A sequel to the sad saga of Suzie and Tommy unfolded in Redcliffe's rough terrain of homelessness - a narrative threaded with uncanny similarities and underlined by the harshness of societal prejudice. 


Howard, a man no different from any of us, found himself thrust into the same role, played on a stage he never auditioned for. Once a part of the bustling system, he too fell victim to the merciless whims of eviction, faced with the same unlikely coalition of a Fiji Indian landlord and a Maori enforcer. An arrangement, it seems, as strange as it is persistent. 


Through Howard's story, a disturbing pattern surfaces. A grim echo of the injustices that have been visited upon Suzie and Tommy, it drives home the notion that homelessness is not just an outcome of bad luck or individual failings; it's a systemic issue, breeding its victims with alarming regularity.

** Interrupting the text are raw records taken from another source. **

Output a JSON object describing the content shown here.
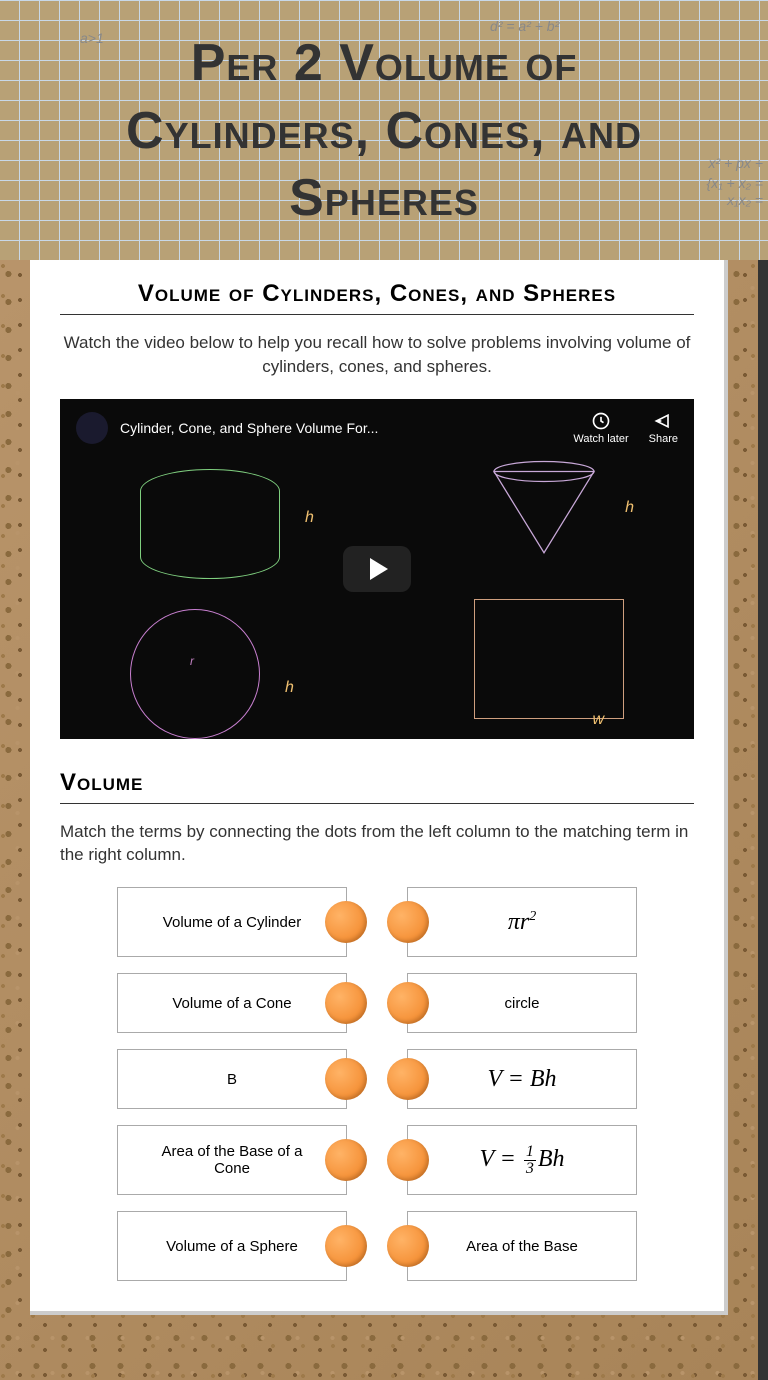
{
  "header": {
    "title": "Per 2 Volume of Cylinders, Cones, and Spheres",
    "doodles": {
      "agt": "a>1",
      "pyth": "d² = a² + b²",
      "quad": "x² + px +",
      "sum": "{x₁ + x₂ =",
      "prod": " x₁x₂ ="
    }
  },
  "section1": {
    "title": "Volume of Cylinders, Cones, and Spheres",
    "instruction": "Watch the video below to help you recall how to solve problems involving volume of cylinders, cones, and spheres.",
    "video": {
      "title": "Cylinder, Cone, and Sphere Volume For...",
      "watch_later": "Watch later",
      "share": "Share",
      "labels": {
        "h1": "h",
        "r": "r",
        "h2": "h",
        "h3": "h",
        "w": "w"
      }
    }
  },
  "section2": {
    "title": "Volume",
    "instruction": "Match the terms by connecting the dots from the left column to the matching term in the right column.",
    "left_items": [
      "Volume of a Cylinder",
      "Volume of a Cone",
      "B",
      "Area of the Base of a Cone",
      "Volume of a Sphere"
    ],
    "right_items": [
      {
        "type": "formula_pi_r2",
        "text": "πr²"
      },
      {
        "type": "text",
        "text": "circle"
      },
      {
        "type": "formula_vbh",
        "text": "V = Bh"
      },
      {
        "type": "formula_v13bh",
        "text": "V = ⅓Bh"
      },
      {
        "type": "text",
        "text": "Area of the Base"
      }
    ]
  }
}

Yet there's a peculiar irony to this all. You see, our society thrives on the belief that justice is pervasive. It reassures us that right will prevail, that wrongs will be corrected. But when individuals find themselves in the grip of homelessness, they're often seen not as victims of systemic failure, but as problematics to be controlled and relocated. 


"Move on" orders become the standard response - a cold-hearted decree that reduces the homeless crisis to a mere inconvenience, an unsightly blight to be swept under the urban rug.


What if we tweaked this narrative? What if we viewed Howard, Suzie, Tommy, and countless others not as problems to be solved but as symptoms of a deeper societal issue? Rather than pushing them to the fringes, let's pull them into the discussion. They bear witness to an endemic issue that most of us can comfortably ignore.


It's time we realize that displacement and marginalization are not inevitable outcomes. We need to challenge the status quo, demand accountability, and strive for a society that cares for all its members, regardless of their economic standing. If justice is truly everywhere, as we love to believe, then it's high time it shows up for those rendered homeless by circumstances beyond their control.